Al suo debutto alla Scala il giovane soprano è chiamato a sostituire Renata Tebaldi. E così nel 1950 si ritrova tra i vortici coloratissimi di un'Aida sopra le righe per il generoso dispendio di comparse e l'uso sfrenato di colori, in sintonia col temperamento dello scenografo Nicola Benois, d'ascendenza russa. Il regista Mario Frigerio conduce sulla scena, «fatto probabilmente unico nella storia del teatro lirico, ben mille persone e il non essersi lasciato sopraffare è già un diploma di bravura». È la tipica produzione Scala dell'immediato dopoguerra: impeccabile artigianato e nessuna sorpresa. Lo spettacolo piace, e la Callas riceve al terz'atto partecipi consensi.
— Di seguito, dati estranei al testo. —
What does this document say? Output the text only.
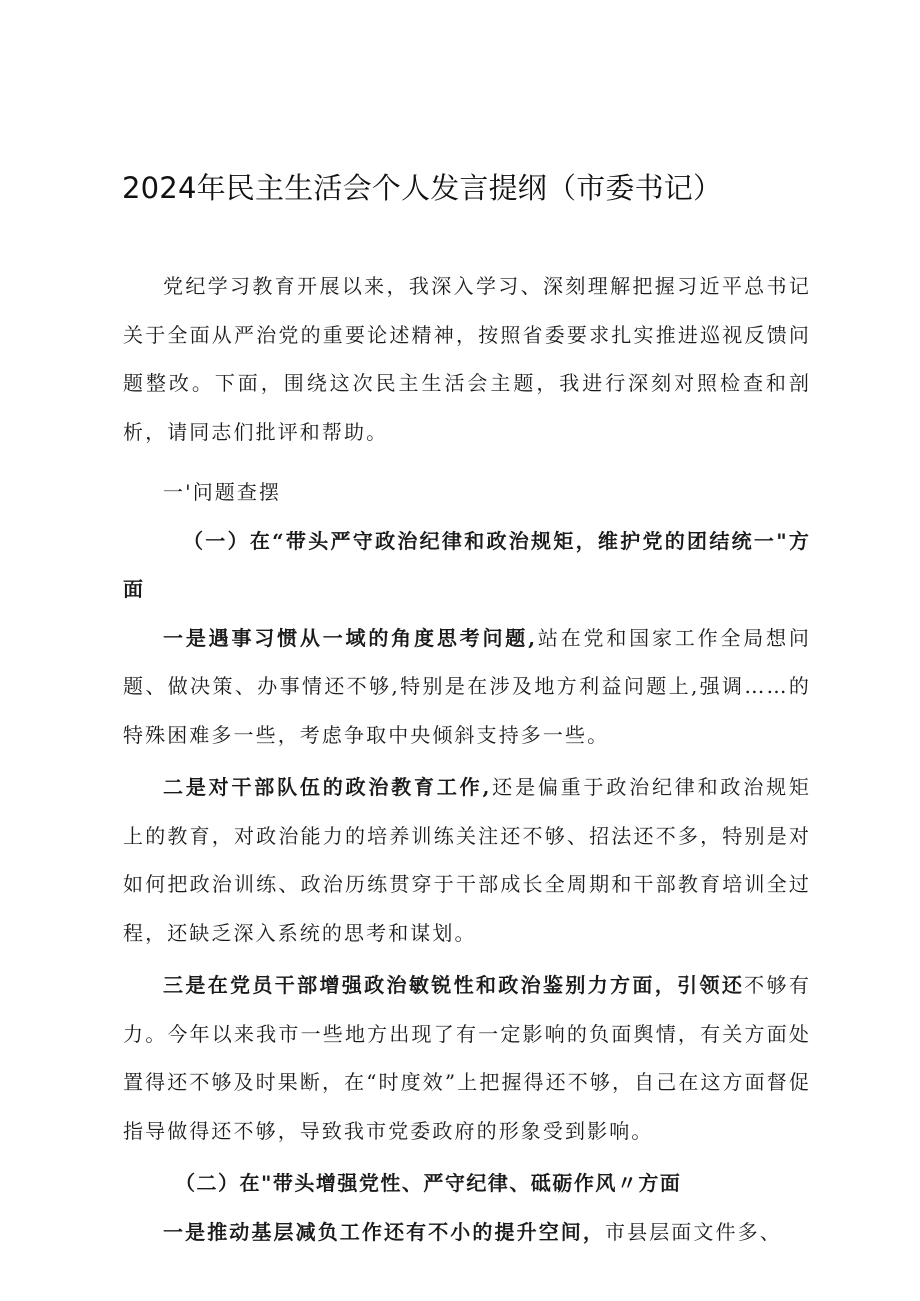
2024年民主生活会个人发言提纲（市委书记）

党纪学习教育开展以来，我深入学习、深刻理解把握习近平总书记关于全面从严治党的重要论述精神，按照省委要求扎实推进巡视反馈问题整改。下面，围绕这次民主生活会主题，我进行深刻对照检查和剖析，请同志们批评和帮助。

一'问题查摆

（一）在“带头严守政治纪律和政治规矩，维护党的团结统一"方面

一是遇事习惯从一域的角度思考问题,站在党和国家工作全局想问题、做决策、办事情还不够,特别是在涉及地方利益问题上,强调……的特殊困难多一些，考虑争取中央倾斜支持多一些。

二是对干部队伍的政治教育工作,还是偏重于政治纪律和政治规矩上的教育，对政治能力的培养训练关注还不够、招法还不多，特别是对如何把政治训练、政治历练贯穿于干部成长全周期和干部教育培训全过程，还缺乏深入系统的思考和谋划。

三是在党员干部增强政治敏锐性和政治鉴别力方面，引领还不够有力。今年以来我市一些地方出现了有一定影响的负面舆情，有关方面处置得还不够及时果断，在“时度效”上把握得还不够，自己在这方面督促指导做得还不够，导致我市党委政府的形象受到影响。

（二）在"带头增强党性、严守纪律、砥砺作风〃方面

一是推动基层减负工作还有不小的提升空间，市县层面文件多、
Agli applausi del pubblico, del prefetto, del sindaco e dei diplomatici di varie nazioni si aggiungono quelli degli ambasciatori degli Stati Uniti, Ecuador, Inghilterra, Turchia, Grecia, India e Cina, ospiti d'onore giunti a Milano in occasione dell'apertura della Fiera Campionaria. Il presidente della repubblica Luigi Einaudi, superando le più ottimistiche previsioni, rimaneva in teatro ad assistere, oltre al primo atto per prassi obbligatorio, all'estrema esalazione di Aida sotto la «fatal pietra». Era giunto sulle note dell'Inno di Mameli e aveva lasciato il teatro un'ora dopo la mezzanotte.

Gli esordi della Callas alla Scala si svolgono sotto la vigile presenza del direttore dell'allestimento scenico Nicola Benois. Pragmatico e cordiale, figlio di uno dei più stretti collaboratori di Djaghilev ai Ballets Russes, Benois è un professionista tra i più affidabili, uno scenografo di solido mestiere e un costumista di vecchia scuola. L'abito di scena veniva consegnato, secondo la prassi, ai talenti della sartoria interna del teatro, che agivano secondo il motto del risparmio. Il generico gusto storicistico che sovrintendeva ai costumi permetteva di riciclare il prodotto, sebbene il taglio sommario non mascherasse le infelici curve del soprano di turno. La qualità delle stoffe era selezionata in base al listino prezzi: sulla piazza circolavano vellutini e damaschi di qualità non superlativa, attorno ai quali i responsabili del taglio e cucito non investivano troppo tempo: l'era pre-viscontiana alla Scala è caratterizzata dall'apoteosi della cerniera lampo.